Без церемонии повернувшись спиною к полковнику, он стал за своим прилавком.

В эту минуту явился унтер-офицер с тремя солдатами.

— Схватите этого негодяя! — закричал полковник. — Бейте шпагами, если он станет сопротивляться.

Солдаты обнажили шпаги и бросились на трактирщика.

— Ну вот и прекрасно! — закричал тот. — Теперь мы посмеемся. На абордаж! На абордаж!

Он поднес к губам серебряный свисток и свистнул звонко и продолжительно.

Потом он наклонился и, схватив тяжелый топор, спрятанный под прилавком, замахал им над головой так грозно, что солдаты оторопели и остановились в нерешимости.

Вдруг раздалась страшная ружейная стрельба и в то же время человек двадцать вольных стрелков, выскочивших неизвестно откуда, ворвались в залу.

Все это случилось в одну минуту.

Баронесса сидела бледная и холодная как труп, опрокинувшись на спинку стула; она обводила вокруг глазами и казалась в сильном испуге.

Мрачный мужчина, о котором мы говорили выше и который оставался до сих пор чужд всем этим происшествиям, встал, вынул пару револьверов из-под своего платья и холодно стал возле молодой женщины, вероятно, с намерением защищать ее.

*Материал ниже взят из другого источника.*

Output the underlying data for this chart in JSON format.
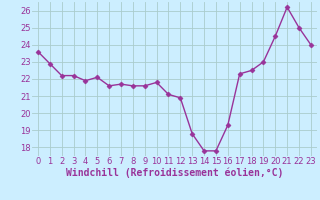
{
  "x": [
    0,
    1,
    2,
    3,
    4,
    5,
    6,
    7,
    8,
    9,
    10,
    11,
    12,
    13,
    14,
    15,
    16,
    17,
    18,
    19,
    20,
    21,
    22,
    23
  ],
  "y": [
    23.6,
    22.9,
    22.2,
    22.2,
    21.9,
    22.1,
    21.6,
    21.7,
    21.6,
    21.6,
    21.8,
    21.1,
    20.9,
    18.8,
    17.8,
    17.8,
    19.3,
    22.3,
    22.5,
    23.0,
    24.5,
    26.2,
    25.0,
    24.0
  ],
  "line_color": "#993399",
  "marker": "D",
  "marker_size": 2.5,
  "linewidth": 1.0,
  "bg_color": "#cceeff",
  "grid_color": "#aacccc",
  "xlabel": "Windchill (Refroidissement éolien,°C)",
  "xlabel_fontsize": 7,
  "tick_fontsize": 6,
  "ylim": [
    17.5,
    26.5
  ],
  "xlim": [
    -0.5,
    23.5
  ],
  "yticks": [
    18,
    19,
    20,
    21,
    22,
    23,
    24,
    25,
    26
  ],
  "xticks": [
    0,
    1,
    2,
    3,
    4,
    5,
    6,
    7,
    8,
    9,
    10,
    11,
    12,
    13,
    14,
    15,
    16,
    17,
    18,
    19,
    20,
    21,
    22,
    23
  ]
}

Но почти тотчас, вероятно рассудив, что помощь его будет недействительна и что сам он подвергается опасности быть захваченным или убитым, он положил револьверы в карман и воспользовался шумом, чтобы исчезнуть.

Полковника фон Штаадта схватили его солдаты и увели, несмотря на его усилия и беспрестанные приказания не думать о нем, а заниматься одной баронессой.

Если положение полковника в хижине сделалось на минуту критическим, то на дворе оно было не менее опасно.

Кроме нескольких солдат, оставшихся на седле, все сошли наземь, и солдаты, собравшись небольшими группами, разговаривали и курили.

Следовательно, неожиданное нападение удалось вполне, и когда раздался первый залп, ни одна пуля не пропала даром.

Испуганные лошади вырвались из рук державших их и разбежались во все стороны, что еще увеличило беспорядок.

Полковник фон Штаадт почувствовал себя погибшим. Всякое сопротивление было невозможно.

Оставалось только несколько человек, да и те до того перепугались, что вместо того, чтоб защищаться, клали оружие и умоляли о сострадании невидимых врагов.

Вольные стрелки не выходили из засады и стреляли наверняка.

Полковник, побуждаемый инстинктом самосохранения, скорее чем всяким другим чувством, машинально схватил повод лошади, мчавшейся мимо него, вскочил в седло, вонзил шпоры в бока и помчался во весь опор по направлению к Сент-Квирину среди насмешек вольных стрелков, которые тогда появились и проводили его градом пуль.

Но беглец исчез так быстро, что им невозможно было узнать, ранен ли он.

Пока на дороге происходили эти события, внутри трактира разыгрывались другие сцены, не менее интересные.

По знаку Легофа, вольные стрелки, занимавшие гостиницу, приблизились к баронессе с очевидным намерением взять ее в плен.

Тот, кто распоряжался ими, имел нашивки сержанта, был высокий человек футов шести, худой как тычина, резкие черты которого, и смешные, и насмешливые, напоминали нюрнбергские карикатуры, и мрачная физиономия которого казалась еще зловещее от огромных очков. Читатель, без сомнения, угадал, что это наш старый знакомый Петрус Вебер.

Достойный сержант вежливо поклонился баронессе, почти лишившейся чувств, и наклонившись в то же время к уху одного из товарищей, пробормотал вполголоса:

— Какая красивая женщина! Она напоминает мне Маргариту Гёте… после греха, — прибавил он с сардонической улыбкой.